As regards metabolic risks (high-fasting plasma glucose level), the prognosis in female patients showed an increasing trend, whereas that of males was stable. Metabolic risk-related [44] ASDR increased in most regions, indicating fasting glucose level elevated TBL cancer death. Some studies provided evidence that diabetes correlated with an elevated risk of lung cancer mortality [45, 46], and baseline fasting plasma glucose level was an independent predictor of lung cancer survival [47]. Another large prospective study revealed that pre-existing diabetes was related to the poor prognosis in women with lung cancer [48]. A meta-analysis suggested that diabetics patients have an increased risk of lung cancer, especially women [49], similar to another study [50]. The mechanisms of the difference between genders, such as hormonal and environmental levels, deserve further investigation.
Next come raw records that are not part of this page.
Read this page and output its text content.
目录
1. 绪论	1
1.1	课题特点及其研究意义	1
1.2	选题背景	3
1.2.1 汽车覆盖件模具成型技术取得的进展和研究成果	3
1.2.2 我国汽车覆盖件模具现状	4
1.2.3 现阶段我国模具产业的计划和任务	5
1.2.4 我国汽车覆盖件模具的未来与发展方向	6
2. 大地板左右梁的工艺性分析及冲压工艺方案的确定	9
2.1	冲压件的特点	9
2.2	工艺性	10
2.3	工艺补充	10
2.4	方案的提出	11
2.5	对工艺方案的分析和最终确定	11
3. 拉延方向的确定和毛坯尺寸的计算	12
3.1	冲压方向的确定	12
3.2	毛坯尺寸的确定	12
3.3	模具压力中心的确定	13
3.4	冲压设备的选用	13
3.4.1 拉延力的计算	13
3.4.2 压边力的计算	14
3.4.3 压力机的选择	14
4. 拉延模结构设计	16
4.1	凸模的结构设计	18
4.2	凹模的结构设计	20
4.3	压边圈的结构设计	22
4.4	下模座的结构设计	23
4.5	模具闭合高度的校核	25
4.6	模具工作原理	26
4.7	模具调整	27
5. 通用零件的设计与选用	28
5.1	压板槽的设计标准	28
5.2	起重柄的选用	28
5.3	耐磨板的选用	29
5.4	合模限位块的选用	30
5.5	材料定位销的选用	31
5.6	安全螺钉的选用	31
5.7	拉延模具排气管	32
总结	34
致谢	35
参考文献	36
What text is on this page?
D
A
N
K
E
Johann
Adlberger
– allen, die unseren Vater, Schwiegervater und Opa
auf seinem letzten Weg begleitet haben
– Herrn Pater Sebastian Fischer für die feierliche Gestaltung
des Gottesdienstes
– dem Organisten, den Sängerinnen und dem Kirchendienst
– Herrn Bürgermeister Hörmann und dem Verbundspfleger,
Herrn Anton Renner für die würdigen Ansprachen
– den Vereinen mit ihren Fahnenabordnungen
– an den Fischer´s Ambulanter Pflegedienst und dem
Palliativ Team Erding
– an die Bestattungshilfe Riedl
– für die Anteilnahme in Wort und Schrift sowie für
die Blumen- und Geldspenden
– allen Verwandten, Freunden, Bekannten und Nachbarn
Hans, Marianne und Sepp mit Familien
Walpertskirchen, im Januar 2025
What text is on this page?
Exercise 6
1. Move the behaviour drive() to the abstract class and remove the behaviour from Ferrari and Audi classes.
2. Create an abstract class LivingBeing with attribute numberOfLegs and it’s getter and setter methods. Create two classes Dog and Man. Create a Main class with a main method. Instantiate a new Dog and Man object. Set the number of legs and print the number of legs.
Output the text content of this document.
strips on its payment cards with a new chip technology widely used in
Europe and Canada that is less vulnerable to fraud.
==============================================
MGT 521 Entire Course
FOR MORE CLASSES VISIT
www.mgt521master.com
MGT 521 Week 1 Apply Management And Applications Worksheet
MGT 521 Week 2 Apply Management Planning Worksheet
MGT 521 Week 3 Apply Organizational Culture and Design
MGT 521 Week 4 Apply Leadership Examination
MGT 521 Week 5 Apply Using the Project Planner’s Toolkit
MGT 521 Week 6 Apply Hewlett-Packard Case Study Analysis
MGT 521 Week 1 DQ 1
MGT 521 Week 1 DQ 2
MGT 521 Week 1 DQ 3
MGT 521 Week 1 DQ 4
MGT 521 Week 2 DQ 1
The main strength of this study is that we presented a comprehensive review of the TBL cancer burden based on the most recent national estimated data worldwide. However, this study also has some limits. Owing to the breadth and complexity of the data, the TBL cancer burden should be interpreted with caution. Few data are available from countries with lower SDI values, and the burden may be underestimated owing to the different levels of registration management. Although the GBD study data are considered of high quality, the accuracy of cancer information collected, extracted, and reported in population-based cancer registries must be improved. Owing to the lack of specific information such as TBL cancer classification, staging, and treatment, further analysis is difficult to achieve.

Conclusions

Our study provides a comprehensive overview of the global TBL cancer burden. Incidence, mortality, DALYs, ASRs, and their trends varied substantially by gender, age, socioeconomic status, ethnicity, and geography. The incident cases, mortality, and DALYs of TBL cancer kept increasing worldwide. Asia had the greatest TBL cancer burden, followed by high-income North America. The leading cause of death and DALYs in TBL cancer was tobacco, followed by air pollution. Further investigation is warranted to determine the causes of these changes.